The Dane and Polly Bales Organ Recital Hall at the University of Kansas was specifically constructed for organ recitals.

The Harvard Organ Society holds regular organ recitals at the Adolphus Busch Hall.

The Temple Square Organ Recitals show off the organs in and around Temple Square, including the Salt Lake Tabernacle organ (most often in the Tabernacle) others are the LDS Conference Center organ and the Salt Lake Assembly Hall organ (occasionally). During the summer: Monday through Saturday noon and 2 pm. Sunday 2 pm. Non-summer: Monday through Saturday noon, and Sunday at 2 pm.

To show off its new concert organ, the Walt Disney Concert Hall held a series of organ recitals in 2004 and 2005. There is now a regular season of organ recitals at the venue featuring famous classical organists from around the world.

In Hollywood, California, the historic El Capitan Theater (also owned by the Disney company) showcases its Wurlitzer Organ regularly before its scheduled shows and movie showings. Organ recitals preceding Disney shows usually consist of Disney Favorites and Show Tunes, but well-known theater organ greats occasionally visit to do special shows at the theater, such as Bob Ralston of Lawrence Welk fame. Mr. Ralston also hosts organ recitals at his home in Granada Hills.

Also in California, the Orange County Theater Organ Society hosts frequent theater organ recitals at the Plummer Auditorium in Fullerton, featuring its own original Wurlitzer pipe organ from 1930. As part of its season, some of these recital programs also include a silent film accompanied by the theater organ, to provide a complete experience the way it was originally intended. A long list of accomplished organists regularly frequent the Plummer, including Chris Elliot and the inimitable Bob Ralston.

While world-famous organist Frederick Swann was in residence at First Congregational Church in Los Angeles between 1998 and 2001, where he supervised the improvement of the organ to rival that of his former church, the Crystal Cathedral, to become the largest church organ in the world (with over 20,000 pipes), he instituted a music festival called "Organ Alive!" that featured organ recitals and concerts, collaborating with many renowned musicians to revive Los Angeles' organ music culture. The annual conference and organ series attracted people from all over the world to Los Angeles and continued in the years following Mr. Swann's retirement as principal organist of the church. Following the success of this recital series and the awareness that was revived in the city, two new significant pipe organs were commissioned in the city: that of the Disney Concert Hall and the Catholic Cathedral of Our Lady of the Angels (one block from Disney Hall).

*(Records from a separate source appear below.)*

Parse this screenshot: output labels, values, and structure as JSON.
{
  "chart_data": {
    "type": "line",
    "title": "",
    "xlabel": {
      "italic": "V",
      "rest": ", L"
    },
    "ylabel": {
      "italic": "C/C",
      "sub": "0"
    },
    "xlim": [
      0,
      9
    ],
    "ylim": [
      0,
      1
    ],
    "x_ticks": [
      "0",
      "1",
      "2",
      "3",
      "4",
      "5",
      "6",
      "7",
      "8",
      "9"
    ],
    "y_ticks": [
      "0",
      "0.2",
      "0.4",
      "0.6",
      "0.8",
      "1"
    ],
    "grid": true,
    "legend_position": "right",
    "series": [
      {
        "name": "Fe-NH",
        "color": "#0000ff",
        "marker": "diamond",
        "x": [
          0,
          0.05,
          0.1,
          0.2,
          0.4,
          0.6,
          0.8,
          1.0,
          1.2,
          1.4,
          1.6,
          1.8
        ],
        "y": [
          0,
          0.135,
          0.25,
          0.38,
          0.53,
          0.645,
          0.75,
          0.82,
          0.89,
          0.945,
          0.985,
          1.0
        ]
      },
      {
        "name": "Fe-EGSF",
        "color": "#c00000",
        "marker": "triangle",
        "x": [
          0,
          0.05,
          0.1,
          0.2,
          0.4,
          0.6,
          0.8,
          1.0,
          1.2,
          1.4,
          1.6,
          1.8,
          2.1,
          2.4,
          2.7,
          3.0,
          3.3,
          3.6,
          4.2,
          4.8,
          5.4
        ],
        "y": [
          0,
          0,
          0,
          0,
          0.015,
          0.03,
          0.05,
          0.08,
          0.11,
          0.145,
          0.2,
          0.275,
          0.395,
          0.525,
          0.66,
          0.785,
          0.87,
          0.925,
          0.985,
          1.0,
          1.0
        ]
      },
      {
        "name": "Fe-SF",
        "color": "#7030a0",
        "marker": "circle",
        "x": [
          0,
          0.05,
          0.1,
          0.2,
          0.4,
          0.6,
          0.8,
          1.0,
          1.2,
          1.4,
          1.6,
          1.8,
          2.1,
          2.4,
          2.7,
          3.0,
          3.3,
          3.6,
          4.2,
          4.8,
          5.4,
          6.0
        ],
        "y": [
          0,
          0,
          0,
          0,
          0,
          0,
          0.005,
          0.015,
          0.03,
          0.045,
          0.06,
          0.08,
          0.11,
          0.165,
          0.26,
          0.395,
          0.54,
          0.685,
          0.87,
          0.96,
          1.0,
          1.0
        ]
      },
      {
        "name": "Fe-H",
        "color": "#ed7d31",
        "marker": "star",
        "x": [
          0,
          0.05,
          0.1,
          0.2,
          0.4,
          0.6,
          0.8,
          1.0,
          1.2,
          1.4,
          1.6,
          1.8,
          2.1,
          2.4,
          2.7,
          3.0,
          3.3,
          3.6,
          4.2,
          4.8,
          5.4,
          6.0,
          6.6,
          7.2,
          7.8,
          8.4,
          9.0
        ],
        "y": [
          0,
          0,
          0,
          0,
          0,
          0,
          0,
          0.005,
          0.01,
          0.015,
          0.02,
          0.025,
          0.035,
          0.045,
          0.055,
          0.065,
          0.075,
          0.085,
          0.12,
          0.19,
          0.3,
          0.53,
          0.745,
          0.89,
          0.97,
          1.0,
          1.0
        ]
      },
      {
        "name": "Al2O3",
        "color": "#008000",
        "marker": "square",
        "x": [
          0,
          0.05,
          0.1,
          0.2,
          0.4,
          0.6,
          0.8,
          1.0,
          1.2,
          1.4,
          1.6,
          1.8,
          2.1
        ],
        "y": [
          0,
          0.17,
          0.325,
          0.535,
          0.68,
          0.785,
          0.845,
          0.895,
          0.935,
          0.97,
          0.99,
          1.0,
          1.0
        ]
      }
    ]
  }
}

The Los Angeles OLA Cathedral also holds weekly organ recitals on Wednesdays at 12:45 pm, following the noon mass. Follow the music link on the cathedral's website for details on artists and programs.

A performance of the complete organ works of Johann Sebastian Bach was held on November 22, 2014, at St. Peter's Lutheran Church in Manhattan. Twenty organists from The Juilliard School performed. Juilliard Organ Department Chair, Paul Jacobs, curated the eighteen-hour performance.